Mark Driscoll hits out at polygamy and warns it could be legal within two decades

Pastor Mark Driscoll's latest video is on polygamy Mark Driscoll Ministries

Polygamy could be legalised in two decades, Pastor Mark Driscoll has warned. Soon, he says, many types of relationships will be deemed "worthy of qualifying as marriage".

Driscoll sets out his concerns in his latest Mark Driscoll Ministries newsletter.

He addresses a question from one of his viewers on whether polygamy should be embraced today, given that there are examples of it in the Old Testament. 

Driscoll notes that Isaac, Abraham's son with his wife Sarah, was the ancestor of the Jewish people while Ishmael, Abraham's son with his wife Hagar, gave rise to the Arab nations.

"And so a lot of the Jewish-Arab conflict today comes from poylgamy," he concludes. "One guy having two wives, through those two wives come two sons, from those two sons coming two lines."

Esau and Jacob were also polygamists. Driscoll says the Bible records lots of pain and conflict because of polygamy, for example where one wife is favoured over another and issues over who gets to inherit.

"When polygamy occurs the results are disastrous. They are painful," he says.

Driscoll asked his wife Grace her view and she agreed with him: that to any son-in-law, he would say he should love his daughter and "not pick up any additional wives".

Driscoll says that not far from his new Trinity church, which is in Scottsdale, Arizona, polygamy is still practised by some people. "It is an issue here," he says.

But the question is also timely because of the present debate throughout Western society about the definition of marriage.

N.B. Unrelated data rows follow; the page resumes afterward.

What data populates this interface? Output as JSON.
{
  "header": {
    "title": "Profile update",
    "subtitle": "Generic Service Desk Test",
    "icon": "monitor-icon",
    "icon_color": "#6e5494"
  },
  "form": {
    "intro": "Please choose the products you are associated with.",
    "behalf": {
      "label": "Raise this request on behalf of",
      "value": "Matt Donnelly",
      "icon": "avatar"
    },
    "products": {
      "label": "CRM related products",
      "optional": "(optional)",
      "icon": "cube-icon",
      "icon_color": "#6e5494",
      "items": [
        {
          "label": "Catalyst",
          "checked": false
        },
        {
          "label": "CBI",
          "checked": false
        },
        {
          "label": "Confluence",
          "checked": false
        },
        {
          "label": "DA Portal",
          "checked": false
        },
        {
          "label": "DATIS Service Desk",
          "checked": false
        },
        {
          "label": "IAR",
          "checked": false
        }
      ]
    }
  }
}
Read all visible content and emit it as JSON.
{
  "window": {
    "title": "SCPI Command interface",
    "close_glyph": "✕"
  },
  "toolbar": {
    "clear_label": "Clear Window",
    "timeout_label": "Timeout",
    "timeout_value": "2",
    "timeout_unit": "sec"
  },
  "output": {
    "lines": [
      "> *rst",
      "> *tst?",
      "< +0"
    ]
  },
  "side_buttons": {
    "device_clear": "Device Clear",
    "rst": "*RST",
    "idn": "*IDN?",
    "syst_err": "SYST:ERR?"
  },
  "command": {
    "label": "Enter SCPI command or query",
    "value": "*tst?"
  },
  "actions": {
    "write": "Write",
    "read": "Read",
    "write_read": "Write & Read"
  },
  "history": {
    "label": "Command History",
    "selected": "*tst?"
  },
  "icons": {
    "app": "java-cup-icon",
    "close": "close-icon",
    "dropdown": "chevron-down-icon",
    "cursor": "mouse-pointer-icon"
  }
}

"It was historically in the Western world, with very rare exceptions, one man one woman. Well we have now not just a man and a woman but a man and a man or a woman and a woman to be able to legally marriage [sic]. My question is, what is our definition of marriage culturally? It doesn't seem like we have one, and the result is it's open to discussion and debate.

"So my belief is it is entirely possible, if not probable, that you will see polygamy legalised in our lifetime as you now have people who are more gender fluid."

He said the argument will be made that it would allow people to express the "fullness" of their gender identity. Some will also argue that it will reduce divorce, he added, noting that some television shows are already showing polygamous families, with the effect that it could move towards becoming a cultural norm.

But Driscoll is in no doubt that it is sinful.

"I don't think it's wise, I don't think it's Godly, I don't think it's God's original intention or design." He added: "God's intent by creation and design is one man and one woman."

Driscoll, who has two teenage daughters, says: "The last thing I would want is my daughters being married to some dirty old man who had multiple wives and was constantly adding to his harem... It's not God's will or intent."